Ainsi, avec cette démarche de cloudification doublée d’une approche FinOps, on ne s’attend pas forcément à d’énormes gains financiers mais plutôt à pouvoir améliorer – à coût constant – la qualité de service et la résilience du SI. Et bien évidemment à pouvoir accélérer le time-to-market de nouveaux projets.
Pour les équipes concernées au sein de la DSIT Galian – et notamment les architectes, les équipes de production et infrastructures, le FinOps génère de nouvelles missions qui demandent autant des compétences financières que techniques. Cela influe sur l’architecture de nos nouveaux projets. Dès la conception, nous cherchons à y intégrer dorénavant une dimension coût de l’hébergement/comptabilité cloud qui incite à réfléchir au coût de fonctionnement de l’application.

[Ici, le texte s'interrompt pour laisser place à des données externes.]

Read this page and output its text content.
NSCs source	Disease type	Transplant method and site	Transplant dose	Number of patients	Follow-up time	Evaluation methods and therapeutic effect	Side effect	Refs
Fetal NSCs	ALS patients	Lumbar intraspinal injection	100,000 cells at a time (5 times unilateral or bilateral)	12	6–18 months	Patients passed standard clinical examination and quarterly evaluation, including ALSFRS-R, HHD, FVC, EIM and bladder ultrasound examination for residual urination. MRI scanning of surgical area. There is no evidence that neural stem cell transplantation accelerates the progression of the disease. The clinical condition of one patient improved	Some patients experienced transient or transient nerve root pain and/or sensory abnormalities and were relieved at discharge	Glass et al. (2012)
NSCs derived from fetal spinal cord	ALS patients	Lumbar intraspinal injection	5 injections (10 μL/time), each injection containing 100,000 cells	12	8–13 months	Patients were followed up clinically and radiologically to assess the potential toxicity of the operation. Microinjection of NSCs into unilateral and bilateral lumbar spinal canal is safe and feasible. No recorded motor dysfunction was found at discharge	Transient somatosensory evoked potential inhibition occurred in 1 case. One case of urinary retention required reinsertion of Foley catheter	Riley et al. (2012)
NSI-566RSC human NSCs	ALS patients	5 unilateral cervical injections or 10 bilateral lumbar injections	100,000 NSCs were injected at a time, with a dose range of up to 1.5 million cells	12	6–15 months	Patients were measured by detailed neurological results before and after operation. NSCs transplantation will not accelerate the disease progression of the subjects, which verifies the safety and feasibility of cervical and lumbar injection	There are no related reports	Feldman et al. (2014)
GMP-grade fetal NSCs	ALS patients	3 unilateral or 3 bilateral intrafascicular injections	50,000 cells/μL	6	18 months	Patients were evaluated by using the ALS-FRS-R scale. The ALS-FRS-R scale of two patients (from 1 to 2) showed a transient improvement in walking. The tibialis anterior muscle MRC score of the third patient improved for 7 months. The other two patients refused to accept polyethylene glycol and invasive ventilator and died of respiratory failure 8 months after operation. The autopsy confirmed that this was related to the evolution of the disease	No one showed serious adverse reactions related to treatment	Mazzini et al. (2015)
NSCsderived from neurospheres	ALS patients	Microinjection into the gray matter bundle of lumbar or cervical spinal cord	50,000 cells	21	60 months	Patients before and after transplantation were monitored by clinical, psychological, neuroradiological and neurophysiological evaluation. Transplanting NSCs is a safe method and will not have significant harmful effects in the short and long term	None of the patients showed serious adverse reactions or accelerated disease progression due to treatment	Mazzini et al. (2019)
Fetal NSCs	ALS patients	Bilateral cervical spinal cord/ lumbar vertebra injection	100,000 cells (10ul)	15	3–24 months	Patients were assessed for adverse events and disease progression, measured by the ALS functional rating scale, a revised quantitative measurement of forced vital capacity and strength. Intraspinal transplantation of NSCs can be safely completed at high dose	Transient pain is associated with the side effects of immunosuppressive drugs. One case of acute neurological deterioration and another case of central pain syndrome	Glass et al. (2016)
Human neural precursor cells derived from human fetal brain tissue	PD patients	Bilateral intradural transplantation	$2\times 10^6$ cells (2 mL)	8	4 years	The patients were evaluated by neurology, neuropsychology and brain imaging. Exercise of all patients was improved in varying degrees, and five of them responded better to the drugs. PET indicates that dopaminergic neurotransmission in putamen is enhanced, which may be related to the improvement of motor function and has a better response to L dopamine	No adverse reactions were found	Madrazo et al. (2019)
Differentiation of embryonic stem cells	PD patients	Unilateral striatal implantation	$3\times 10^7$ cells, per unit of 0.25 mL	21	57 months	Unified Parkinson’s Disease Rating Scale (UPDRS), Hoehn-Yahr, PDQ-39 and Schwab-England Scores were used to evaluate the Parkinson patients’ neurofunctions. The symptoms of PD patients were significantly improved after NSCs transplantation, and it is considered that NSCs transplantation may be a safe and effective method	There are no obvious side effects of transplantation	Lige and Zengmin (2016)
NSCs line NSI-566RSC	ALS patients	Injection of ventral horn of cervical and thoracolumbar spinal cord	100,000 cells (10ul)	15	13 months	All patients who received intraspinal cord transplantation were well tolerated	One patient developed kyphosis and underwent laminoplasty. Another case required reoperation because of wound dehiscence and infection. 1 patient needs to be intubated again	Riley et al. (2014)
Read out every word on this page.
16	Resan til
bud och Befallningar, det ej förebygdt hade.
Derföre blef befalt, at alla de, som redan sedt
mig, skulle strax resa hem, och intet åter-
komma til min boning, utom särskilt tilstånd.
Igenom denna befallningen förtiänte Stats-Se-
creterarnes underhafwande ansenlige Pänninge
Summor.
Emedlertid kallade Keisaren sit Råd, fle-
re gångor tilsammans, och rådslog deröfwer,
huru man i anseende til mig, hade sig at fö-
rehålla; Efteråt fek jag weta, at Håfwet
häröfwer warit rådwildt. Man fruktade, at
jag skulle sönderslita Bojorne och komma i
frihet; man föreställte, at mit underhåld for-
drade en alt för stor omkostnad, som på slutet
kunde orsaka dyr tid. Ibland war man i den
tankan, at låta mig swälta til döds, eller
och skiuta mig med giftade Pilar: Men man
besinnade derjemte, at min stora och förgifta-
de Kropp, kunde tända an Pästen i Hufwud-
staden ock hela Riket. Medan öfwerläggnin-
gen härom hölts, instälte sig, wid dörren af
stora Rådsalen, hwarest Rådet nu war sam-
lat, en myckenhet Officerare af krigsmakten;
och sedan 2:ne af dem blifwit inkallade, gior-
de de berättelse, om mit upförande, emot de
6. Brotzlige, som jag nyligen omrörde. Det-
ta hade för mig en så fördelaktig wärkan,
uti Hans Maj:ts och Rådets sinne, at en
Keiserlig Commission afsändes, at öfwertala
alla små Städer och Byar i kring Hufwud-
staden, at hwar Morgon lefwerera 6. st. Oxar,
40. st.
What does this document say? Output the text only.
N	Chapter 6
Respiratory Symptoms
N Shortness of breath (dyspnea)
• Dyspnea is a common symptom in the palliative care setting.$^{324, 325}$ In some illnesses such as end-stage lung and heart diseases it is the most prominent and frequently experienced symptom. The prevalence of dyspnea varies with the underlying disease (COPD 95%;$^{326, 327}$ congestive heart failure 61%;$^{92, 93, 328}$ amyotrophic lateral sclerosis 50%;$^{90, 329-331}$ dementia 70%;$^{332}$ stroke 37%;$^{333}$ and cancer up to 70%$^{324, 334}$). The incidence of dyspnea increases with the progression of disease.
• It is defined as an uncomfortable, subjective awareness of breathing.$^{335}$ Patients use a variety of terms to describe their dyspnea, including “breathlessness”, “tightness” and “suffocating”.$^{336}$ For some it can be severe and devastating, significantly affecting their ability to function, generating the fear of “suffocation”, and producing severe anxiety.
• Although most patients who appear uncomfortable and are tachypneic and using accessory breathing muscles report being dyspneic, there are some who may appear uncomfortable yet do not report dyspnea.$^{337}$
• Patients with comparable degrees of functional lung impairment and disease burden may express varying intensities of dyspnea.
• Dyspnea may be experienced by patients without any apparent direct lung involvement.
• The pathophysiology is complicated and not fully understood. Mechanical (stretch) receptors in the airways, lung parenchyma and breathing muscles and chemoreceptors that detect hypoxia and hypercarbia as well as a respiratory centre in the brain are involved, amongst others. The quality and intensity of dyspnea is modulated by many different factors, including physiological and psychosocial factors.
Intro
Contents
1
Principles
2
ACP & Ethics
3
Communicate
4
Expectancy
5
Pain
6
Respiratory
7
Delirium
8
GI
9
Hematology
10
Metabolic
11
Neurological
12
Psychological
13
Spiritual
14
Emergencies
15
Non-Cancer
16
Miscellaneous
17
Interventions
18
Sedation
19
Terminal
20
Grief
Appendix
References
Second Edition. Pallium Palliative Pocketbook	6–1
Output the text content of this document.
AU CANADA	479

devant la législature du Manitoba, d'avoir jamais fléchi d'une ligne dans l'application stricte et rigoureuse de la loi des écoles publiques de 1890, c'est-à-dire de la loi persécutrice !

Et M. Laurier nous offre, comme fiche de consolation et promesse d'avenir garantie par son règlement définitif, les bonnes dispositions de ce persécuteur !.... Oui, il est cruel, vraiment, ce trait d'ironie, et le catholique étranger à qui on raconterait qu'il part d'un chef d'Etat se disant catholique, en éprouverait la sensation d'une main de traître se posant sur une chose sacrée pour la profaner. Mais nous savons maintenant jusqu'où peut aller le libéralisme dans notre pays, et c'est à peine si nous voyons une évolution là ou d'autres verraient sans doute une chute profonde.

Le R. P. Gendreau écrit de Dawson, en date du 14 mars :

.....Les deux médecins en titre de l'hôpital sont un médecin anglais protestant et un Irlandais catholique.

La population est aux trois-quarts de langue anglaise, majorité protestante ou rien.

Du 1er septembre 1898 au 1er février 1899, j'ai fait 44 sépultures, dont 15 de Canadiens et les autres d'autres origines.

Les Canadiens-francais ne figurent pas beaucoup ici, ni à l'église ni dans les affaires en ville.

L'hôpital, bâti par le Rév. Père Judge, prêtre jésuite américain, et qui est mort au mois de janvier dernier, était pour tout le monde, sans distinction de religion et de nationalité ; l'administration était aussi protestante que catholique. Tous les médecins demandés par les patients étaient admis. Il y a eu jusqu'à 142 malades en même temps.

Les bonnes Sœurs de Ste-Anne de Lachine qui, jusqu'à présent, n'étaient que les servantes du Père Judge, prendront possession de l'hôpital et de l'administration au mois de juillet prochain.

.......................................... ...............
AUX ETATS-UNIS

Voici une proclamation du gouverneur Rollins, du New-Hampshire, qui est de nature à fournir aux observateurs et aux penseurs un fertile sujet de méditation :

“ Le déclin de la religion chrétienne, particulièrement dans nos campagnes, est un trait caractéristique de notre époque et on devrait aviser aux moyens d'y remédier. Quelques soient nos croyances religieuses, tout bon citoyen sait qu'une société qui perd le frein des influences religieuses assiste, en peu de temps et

Reste que s’il présente de nombreux avantages, le cloud soulève encore dans notre industrie des questions de souveraineté et une forme de méfiance associée. Mais je fais le pari que lorsque nous aurons fait la démonstration que cette approche nous dégage de la bande passante à consacrer à de nouveaux projets, en lieu et place du temps nécessairement passé à maintenir les infrastructures existantes, la démarche suscitera naturellement plus d’intérêt !
* Les scopes font référence au périmètre au sein duquel sont analysées les émissions de gaz à effet de serre d’une organisation. Le scope 2 concerne directement les consommations d’électricité et de chaleur. Plus d’informations sur le site de l’Ademe.